About Me

Piute Pass, 2015
I can't remember when I started exploring the outdoors, so I think I started pretty young. My dad was a pro road biker in college and an avid outdoorsman, my mother has been physically active since I was a baby and loves to hike as much as I do. My grandparents spent Summers bikepacking across Europe until well into their 60s. As a very small child, even a toddler, we spent weekends hiking the Bay Area's many developed trails and we spent Summers camping in the Sierras. I went on my first backpacking trip around the age of 9 and my last big trip before I was "too cool" for the outdoors was around the age of 15, when my father, his wife, my brother and I did the Onion Valley-> Mount Whitney partial loop. I still remember coming home from that trip and for the first time in my life, seeing the tangible positive impact of physical fitness on everyday life.

For 11 years I didn't have enough time, money, or good sense to return to the trail. Backpacking gear was prohibitively expensive and no car meant my options were limited anyway. I spent most of my time playing video games, ignoring my schoolwork, and complaining about my pudgy body.

And then something interesting happened. We moved to Oakland, and both Dennis and I felt so oppressed by the urbanity that we started to seek an outlet. We went on an inner tubing trip to the Russian River and spent the day relaxing under the boughs of oaks. This set a Katamari in motion that grew like wildfire. We wanted to return to the river the following weekend. He wanted to get into fishing. We wanted to go camping as soon as the tent arrived from Amazon. I wanted to go hiking right now. The need to adventure was sudden, urgent, and profound. So we caught busses, rented zipcars, and coerced friends. We did everything we could to get the fuck out of dodge.

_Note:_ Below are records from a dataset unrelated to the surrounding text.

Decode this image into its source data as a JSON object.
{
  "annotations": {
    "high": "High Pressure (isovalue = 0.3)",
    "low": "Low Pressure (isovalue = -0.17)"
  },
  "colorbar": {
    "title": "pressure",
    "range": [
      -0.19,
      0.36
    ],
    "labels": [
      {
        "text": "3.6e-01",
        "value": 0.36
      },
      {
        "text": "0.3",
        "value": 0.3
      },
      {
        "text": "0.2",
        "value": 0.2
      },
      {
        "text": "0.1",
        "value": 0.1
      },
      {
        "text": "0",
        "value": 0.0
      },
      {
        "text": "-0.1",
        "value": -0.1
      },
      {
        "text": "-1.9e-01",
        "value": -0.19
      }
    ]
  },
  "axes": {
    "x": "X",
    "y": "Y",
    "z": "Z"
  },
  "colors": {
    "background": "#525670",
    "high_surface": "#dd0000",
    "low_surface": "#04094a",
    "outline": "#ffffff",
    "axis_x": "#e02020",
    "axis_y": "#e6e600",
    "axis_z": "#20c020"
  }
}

Cherry Lake at night. Credit: Pierre-Henri Traboulsi
After a few hours of google sleuthing for a cool location, we found Cherry Lake in Stanislaus National Forest and went camping there almost every weekend for a few months. This was an expensive hobby: zipcars cost almost $300 to rent for the weekend, but we were obsessive. We reorganized and reevaluated our camping gear throughout the week, kept our weekly overhead down, and spent our afternoons hiking, fishing, and daydreaming about the weekend. I loved preparing food for our camping trips, my approach was generally to par-cook and pre-chop the ingredients so that I could just heat/sautee and assemble at camp. The food was excellent but in fairness, it was not "camp food" by any stretch. It was homemade food, finished at camp.

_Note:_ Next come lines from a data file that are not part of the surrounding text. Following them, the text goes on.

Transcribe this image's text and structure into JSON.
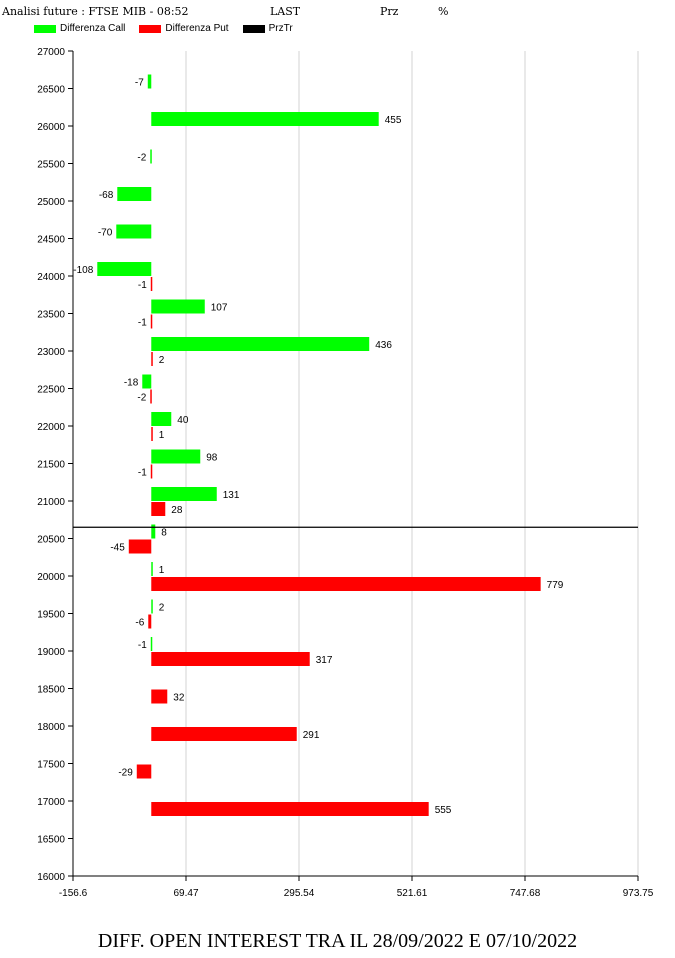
{
  "header": {
    "title": "Analisi future : FTSE MIB - 08:52",
    "last_label": "LAST",
    "prz_label": "Prz",
    "pct_label": "%"
  },
  "footer": {
    "text": "DIFF. OPEN INTEREST TRA IL 28/09/2022 E 07/10/2022"
  },
  "colors": {
    "call": "#00ff00",
    "put": "#ff0000",
    "przTr": "#000000",
    "grid": "#d3d3d3"
  },
  "chart_data": {
    "type": "bar",
    "orientation": "horizontal",
    "categories": [
      27000,
      26500,
      26000,
      25500,
      25000,
      24500,
      24000,
      23500,
      23000,
      22500,
      22000,
      21500,
      21000,
      20500,
      20000,
      19500,
      19000,
      18500,
      18000,
      17500,
      17000,
      16500,
      16000
    ],
    "series": [
      {
        "name": "Differenza Call",
        "values": [
          null,
          -7,
          455,
          -2,
          -68,
          -70,
          -108,
          107,
          436,
          -18,
          40,
          98,
          131,
          8,
          1,
          2,
          -1,
          null,
          null,
          null,
          null,
          null,
          null
        ]
      },
      {
        "name": "Differenza Put",
        "values": [
          null,
          null,
          null,
          null,
          null,
          null,
          -1,
          -1,
          2,
          -2,
          1,
          -1,
          28,
          -45,
          779,
          -6,
          317,
          32,
          291,
          -29,
          555,
          null,
          null
        ]
      }
    ],
    "reference_lines": [
      {
        "name": "PrzTr",
        "y": 20650
      }
    ],
    "xlim": [
      -156.6,
      973.75
    ],
    "xticks": [
      "-156.6",
      "69.47",
      "295.54",
      "521.61",
      "747.68",
      "973.75"
    ],
    "ylim": [
      16000,
      27000
    ],
    "yticks": [
      "27000",
      "26500",
      "26000",
      "25500",
      "25000",
      "24500",
      "24000",
      "23500",
      "23000",
      "22500",
      "22000",
      "21500",
      "21000",
      "20500",
      "20000",
      "19500",
      "19000",
      "18500",
      "18000",
      "17500",
      "17000",
      "16500",
      "16000"
    ],
    "grid": "vertical",
    "legend": "top-left"
  }
}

We used to bring our cats with us to camp. Isomalt wants a breakfast burrito. Credit: Pierre-Henri Traboulsi
By Summer of 2013 we had saved up a hefty sum (for us). We'd been planning on taking a trip to Europe for the 2013 MAD food conference and, in part, to take a long overdue honeymoon. Everything was booked. And about a month before we were scheduled to depart, we got this crazy idea to cancel everything and buy a used Subaru.




So we did it! We did it. We cancelled everything and lost about $600 in cancellation fees. We decided that we'd have just as much fun spending 10 days in the wilderness as we would spending 10 days in Europe, and we'd get a car out of it. We weren't wrong.

Trinity Alps Wilderness
We honeymooned in the Trinity Alps Wilderness. We had almost no plan, just a guidebook, a bunch of trail maps, campground reviews, and a ridiculously full hatchback. What followed was one of the best weeks of our lives. At some point we did a 14 mile dayhike to Canyon Creek Lakes and along the way we saw a bunch of backpackers. We spent about an hour relaxing at the lake, fishing and sunbathing, and reflected to each other that we wished we could stay.

So next Spring, totally done with the soul-sucking concrete jungle of Oakland, we moved to Santa Cruz and began to really enjoy life. Dennis fished almost every week and I explored almost every trail. We had an unexpected windfall in Spring of 2014 and decided to act on our Trinity Alps reflection. 90 pounds of REI gear later, we were ready to roll.

Our first trip was Sykes Hot Springs in Big Sur. Dennis and I were completely appalled by the trash and condition of the hot springs but we were completely hooked on the activity. We couldn't wait to get back out and started planning trips to last the rest of the summer. I cooked up a storm of all kinds of wild dishes, pulled out the old dehydrator, and prepared a huge variety of dishes to enjoy on our Rae Lakes Loop trip, and for Dennis to enjoy on his solo trips to Trinity Alps and the Lost Coast Trail.

Rae Lakes Loop
So that's sort of where the Seasoned Hiker story begins, you can find recipes from that same Rae Lakes trip at the beginning of the blog. I didn't go into my culinary backstory too much but I've loved food and cooking since I was a very small child requesting a play toque and an Easy Bake Oven for Christmas. When I originally applied to UCSC I indicated that I would be pursuing a nutrition major. Dennis has been working in the food industry since he was 14 so he's on the same page, he loves food just as much as I do. We were both born with the cooking gene, and the trail is an exciting, largely untapped frontier to explore it.

Volunteering at the local cooking school during my junior year in high school.